Si el pasaje de la niñez a la adolescencia nunca es sencillo, resulta aún más complicado transitarlo en un entorno hostil, despojado de la mínima contención afectiva. Tati es una púber de 13 años que vive con un padre que no sabe cómo tratarla y que mata el tiempo vagando al tuntún por la Isla Maciel. Una única ilusión parece sostenerla: dedicarse a navegar en uno de los botes que hacen el cruce del Riachuelo entre Maciel y La Boca. En su opera prima, Sabrina Blanco utiliza una cámara testigo para seguir de cerca los pasos azarosos de esa chica huraña por las calles de su barrio.
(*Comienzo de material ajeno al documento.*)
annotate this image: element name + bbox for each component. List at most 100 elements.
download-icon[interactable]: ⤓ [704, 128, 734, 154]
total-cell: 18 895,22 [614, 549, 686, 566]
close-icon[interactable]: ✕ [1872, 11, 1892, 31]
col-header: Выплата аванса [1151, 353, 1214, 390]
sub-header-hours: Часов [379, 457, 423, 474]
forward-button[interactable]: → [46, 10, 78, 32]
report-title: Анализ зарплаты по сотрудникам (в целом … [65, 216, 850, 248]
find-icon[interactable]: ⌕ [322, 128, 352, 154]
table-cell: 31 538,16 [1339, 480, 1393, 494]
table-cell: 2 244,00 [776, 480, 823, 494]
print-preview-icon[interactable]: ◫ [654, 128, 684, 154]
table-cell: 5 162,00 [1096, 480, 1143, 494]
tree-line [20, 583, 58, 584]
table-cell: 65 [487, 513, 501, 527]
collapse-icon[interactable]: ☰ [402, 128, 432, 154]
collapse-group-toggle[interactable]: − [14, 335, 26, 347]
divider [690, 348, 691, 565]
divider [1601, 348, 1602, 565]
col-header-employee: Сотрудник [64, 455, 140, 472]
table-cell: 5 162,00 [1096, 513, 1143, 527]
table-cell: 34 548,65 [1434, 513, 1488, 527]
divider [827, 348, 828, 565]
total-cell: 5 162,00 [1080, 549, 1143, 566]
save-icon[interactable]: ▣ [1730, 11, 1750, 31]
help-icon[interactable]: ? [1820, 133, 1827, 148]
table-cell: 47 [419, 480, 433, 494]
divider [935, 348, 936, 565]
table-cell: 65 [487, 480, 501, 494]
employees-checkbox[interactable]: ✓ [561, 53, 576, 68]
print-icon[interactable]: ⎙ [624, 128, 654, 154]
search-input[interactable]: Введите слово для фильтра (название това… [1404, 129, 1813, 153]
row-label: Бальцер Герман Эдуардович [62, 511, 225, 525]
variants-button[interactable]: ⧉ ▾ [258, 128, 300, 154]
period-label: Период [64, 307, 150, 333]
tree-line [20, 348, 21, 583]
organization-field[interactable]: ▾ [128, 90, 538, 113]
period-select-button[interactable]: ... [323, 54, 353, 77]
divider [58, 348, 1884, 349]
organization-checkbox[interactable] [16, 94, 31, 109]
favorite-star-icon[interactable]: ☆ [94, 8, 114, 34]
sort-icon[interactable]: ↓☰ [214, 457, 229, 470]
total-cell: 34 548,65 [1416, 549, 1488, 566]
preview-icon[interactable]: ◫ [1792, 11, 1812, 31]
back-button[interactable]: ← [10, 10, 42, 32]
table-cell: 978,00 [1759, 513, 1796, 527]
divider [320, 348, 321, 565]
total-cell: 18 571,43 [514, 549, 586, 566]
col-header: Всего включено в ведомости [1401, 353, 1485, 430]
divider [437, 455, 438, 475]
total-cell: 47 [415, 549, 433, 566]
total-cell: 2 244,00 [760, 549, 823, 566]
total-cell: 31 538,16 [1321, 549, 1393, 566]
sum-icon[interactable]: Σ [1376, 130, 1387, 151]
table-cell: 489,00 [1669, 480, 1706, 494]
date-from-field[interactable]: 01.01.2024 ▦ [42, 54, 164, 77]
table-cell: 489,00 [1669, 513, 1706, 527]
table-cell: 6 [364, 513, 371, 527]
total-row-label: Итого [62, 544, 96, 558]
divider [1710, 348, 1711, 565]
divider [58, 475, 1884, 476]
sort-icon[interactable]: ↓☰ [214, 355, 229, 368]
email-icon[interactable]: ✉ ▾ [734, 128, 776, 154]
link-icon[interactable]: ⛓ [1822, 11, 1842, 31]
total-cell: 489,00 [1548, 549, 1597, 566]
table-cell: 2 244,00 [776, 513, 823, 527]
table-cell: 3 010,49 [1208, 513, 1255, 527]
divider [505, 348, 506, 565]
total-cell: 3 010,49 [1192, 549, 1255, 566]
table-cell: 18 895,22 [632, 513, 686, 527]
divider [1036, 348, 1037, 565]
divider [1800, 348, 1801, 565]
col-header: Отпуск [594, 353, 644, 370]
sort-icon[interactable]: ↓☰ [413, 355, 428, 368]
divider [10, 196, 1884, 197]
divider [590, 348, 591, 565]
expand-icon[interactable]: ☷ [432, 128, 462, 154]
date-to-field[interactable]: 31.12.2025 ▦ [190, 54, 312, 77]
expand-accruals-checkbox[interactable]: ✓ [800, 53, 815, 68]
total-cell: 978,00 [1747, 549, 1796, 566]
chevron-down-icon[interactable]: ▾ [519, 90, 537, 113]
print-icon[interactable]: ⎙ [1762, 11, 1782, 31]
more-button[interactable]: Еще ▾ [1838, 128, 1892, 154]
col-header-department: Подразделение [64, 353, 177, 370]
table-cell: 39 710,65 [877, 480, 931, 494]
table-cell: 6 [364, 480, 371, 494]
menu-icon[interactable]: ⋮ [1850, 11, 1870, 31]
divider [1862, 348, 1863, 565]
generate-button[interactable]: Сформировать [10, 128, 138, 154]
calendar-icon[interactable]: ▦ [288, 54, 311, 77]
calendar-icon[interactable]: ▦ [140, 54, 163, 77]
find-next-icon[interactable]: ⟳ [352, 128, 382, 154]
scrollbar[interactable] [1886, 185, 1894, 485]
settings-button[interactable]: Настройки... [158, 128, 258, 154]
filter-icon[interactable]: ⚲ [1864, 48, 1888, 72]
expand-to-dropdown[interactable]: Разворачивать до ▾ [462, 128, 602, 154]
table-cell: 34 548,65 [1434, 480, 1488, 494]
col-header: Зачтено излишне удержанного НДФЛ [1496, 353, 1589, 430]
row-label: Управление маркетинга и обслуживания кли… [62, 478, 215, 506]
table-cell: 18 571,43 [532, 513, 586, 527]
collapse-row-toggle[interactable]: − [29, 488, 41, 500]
La escuela no aparece en su horizonte como un camino posible y su padre está desconcertado por esas ganas de abandonar la casilla y salir al mundo a toda hora. Sin madre a la vista, para Tati lo más parecido a una figura materna es la mujer que maneja el merendero de la zona, en el que ella da una mano. En una edad cargada de confusión y cambios, la protagonista tiene pocos sostenes a los que aferrarse. A Tati le cuesta expresar sus necesidades y sentimientos, y a sus dificultades para comunicarse se le suma la falta de interlocutores. En caso de que quisiera, no tendría con quién compartir las angustias del despertar sexual o su enojo con el mundo. Marginada por los chicos de su edad, el resultado es una soledad casi perfecta, apenas interrumpida por los diálogos infantiles con su aniñado mejor amigo. Aun sin un conflicto dramático intenso -una carencia frecuente en el cine argentino actual-, La botera consigue atraer porque retrata la precariedad de un sector social sin caer en las maquetas de la marginalidad, sino mostrando las carencias afectivas antes que las económicas. Tati está empezando a dejar de ser niña para convertirse en mujer en un contexto adverso, en el que deberá abrirse paso a los codazos, nadie le explicará nada y todo deberá aprenderlo de sopetón.